The appointment of corporates as heads of important corporate insolvency advisory committees under IBBI may not inspire
confidence in the credibility of the resolution process.
The recent ordinance may end up being used selectively to defeat the very objective of penalising the errant promoter. 
The banks will only lose if resolution is side-tracked by the ensuing power struggle among corporate India to purchase
distressed assets at rock-bottom prices.
 

1. The Ordinance gives incentives to the banks to delay NPA recognition for as long as possible
By disqualifying a large number of persons, the Ordinance will lower the amount that the banks as the main financial
creditors in most of the IBC cases expect to recover. This may result in the banks not recognising accounts as NPA so that
the promoters can submit their bids in the IBC resolution process. 
 

1. Affect the incentives of the government


The Ordinance may also affect the incentives of the government as the majority shareholder in these banks.
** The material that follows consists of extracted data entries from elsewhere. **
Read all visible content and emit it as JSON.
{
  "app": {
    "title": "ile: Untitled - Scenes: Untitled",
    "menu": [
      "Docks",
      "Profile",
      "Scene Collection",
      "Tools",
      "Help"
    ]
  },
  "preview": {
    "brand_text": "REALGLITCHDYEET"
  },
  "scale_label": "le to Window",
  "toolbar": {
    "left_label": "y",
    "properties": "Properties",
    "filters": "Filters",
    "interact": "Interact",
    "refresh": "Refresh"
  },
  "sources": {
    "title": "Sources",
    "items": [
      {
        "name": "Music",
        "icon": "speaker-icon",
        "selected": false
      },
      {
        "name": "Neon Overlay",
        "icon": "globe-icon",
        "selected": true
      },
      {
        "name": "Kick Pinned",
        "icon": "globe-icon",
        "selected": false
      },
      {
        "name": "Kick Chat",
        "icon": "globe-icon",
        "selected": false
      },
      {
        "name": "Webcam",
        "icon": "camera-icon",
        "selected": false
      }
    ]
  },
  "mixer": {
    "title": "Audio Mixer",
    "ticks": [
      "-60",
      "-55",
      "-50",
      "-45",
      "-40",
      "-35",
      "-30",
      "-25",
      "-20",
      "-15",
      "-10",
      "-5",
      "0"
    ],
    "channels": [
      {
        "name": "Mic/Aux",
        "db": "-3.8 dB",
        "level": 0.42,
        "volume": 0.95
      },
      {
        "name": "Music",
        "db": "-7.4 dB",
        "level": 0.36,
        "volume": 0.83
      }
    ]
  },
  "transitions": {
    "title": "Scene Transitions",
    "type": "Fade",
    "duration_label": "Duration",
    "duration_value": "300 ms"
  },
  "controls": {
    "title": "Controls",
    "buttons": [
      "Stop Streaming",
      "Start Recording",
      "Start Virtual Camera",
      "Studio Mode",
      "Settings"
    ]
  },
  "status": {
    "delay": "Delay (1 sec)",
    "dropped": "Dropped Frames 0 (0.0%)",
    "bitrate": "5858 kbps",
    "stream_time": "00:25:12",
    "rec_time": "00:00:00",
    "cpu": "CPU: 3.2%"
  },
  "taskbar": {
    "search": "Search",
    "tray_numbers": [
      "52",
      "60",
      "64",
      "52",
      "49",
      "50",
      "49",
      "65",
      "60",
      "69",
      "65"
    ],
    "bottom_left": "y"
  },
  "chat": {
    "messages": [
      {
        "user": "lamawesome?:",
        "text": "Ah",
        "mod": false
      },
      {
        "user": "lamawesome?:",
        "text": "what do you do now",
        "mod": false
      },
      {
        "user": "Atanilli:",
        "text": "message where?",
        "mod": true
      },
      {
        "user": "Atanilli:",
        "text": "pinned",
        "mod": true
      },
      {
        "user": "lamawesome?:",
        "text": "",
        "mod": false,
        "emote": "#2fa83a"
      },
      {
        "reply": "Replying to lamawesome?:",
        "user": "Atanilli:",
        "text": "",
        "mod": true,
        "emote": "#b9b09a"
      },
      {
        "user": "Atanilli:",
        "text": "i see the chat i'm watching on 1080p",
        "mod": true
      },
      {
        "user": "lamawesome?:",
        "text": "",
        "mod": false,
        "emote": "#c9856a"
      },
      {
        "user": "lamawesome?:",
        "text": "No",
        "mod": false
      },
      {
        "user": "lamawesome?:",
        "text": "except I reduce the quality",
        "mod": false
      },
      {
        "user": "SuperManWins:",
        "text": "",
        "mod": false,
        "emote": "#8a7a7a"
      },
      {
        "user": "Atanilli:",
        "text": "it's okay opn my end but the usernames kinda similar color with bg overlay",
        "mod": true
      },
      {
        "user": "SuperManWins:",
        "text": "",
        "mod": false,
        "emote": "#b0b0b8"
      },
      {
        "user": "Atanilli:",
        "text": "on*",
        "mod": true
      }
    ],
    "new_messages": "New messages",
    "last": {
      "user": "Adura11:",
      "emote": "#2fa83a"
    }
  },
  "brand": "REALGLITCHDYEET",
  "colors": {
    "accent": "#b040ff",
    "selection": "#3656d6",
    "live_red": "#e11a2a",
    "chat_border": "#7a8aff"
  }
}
The
government maybe incentivised to encourage public sector firms (PSUs) to bid in the IBC resolution process so that the
deals go through at relatively higher prices and the PSU banks do not face large haircuts.
What is the likely impact of this Ordinance on IBC?
1. Procedural impact:
The Ordinance introduces substantial procedural uncertainty in the resolution process and opens it up to disputes and
litigation. These insolvency professionals now have the task of determining the eligibility of applicants as per this
Ordinance.
1. Economic impact on resolution
The Ordinance effectively disqualifies vast sections of the corporate world, both in India and abroad, from participating in
the IBC bidding process.
In doing so, it significantly reduces the number of likely resolution plans that maybe submitted in any IBC case in an
already gloomy landscape. The lack of competition among the narrow pool of eligible bidders will depress the financial
value of any resolution plan
1. Impact on IBC principles:
By substantially shrinking the universe of eligible resolution applicants as well as potential buyers in liquidation, the
Ordinance violates the core principles of the IBC.
The IBC is based on the premise that all business failure is not fraud. The Ordinance by its very design goes against this
principle. A person may have faced adverse economic shocks such as a business cycle downturn or a commodity price
shock. This is different from a fraudulent or an unscrupulous promoter who may have been siphoning off assets from her
own firm.
But, The Ordinance treats both these categories on par.
Way forward
An ultimate test of the success of IBC is the recovery rate. As the preamble to IBC clearly states, the primary objective of
the law is maximisation of value of assets of the debtor firm undergoing the insolvency and bankruptcy proceedings.
Fulfilling this objective requires a competitive bidding process such that there is a fair price discovery mechanism.
One way to resolve this conundrum maybe to bar promoters from participating in the IBC bidding process in their full
capacity while permitting them to make deals with third parties such as private equity funds, who would be the primary
bidders.
Even though there have been concerns about the amendment, it should ensure that errant promoters don’t end up getting the
business back with all sacrifices being made by the lenders.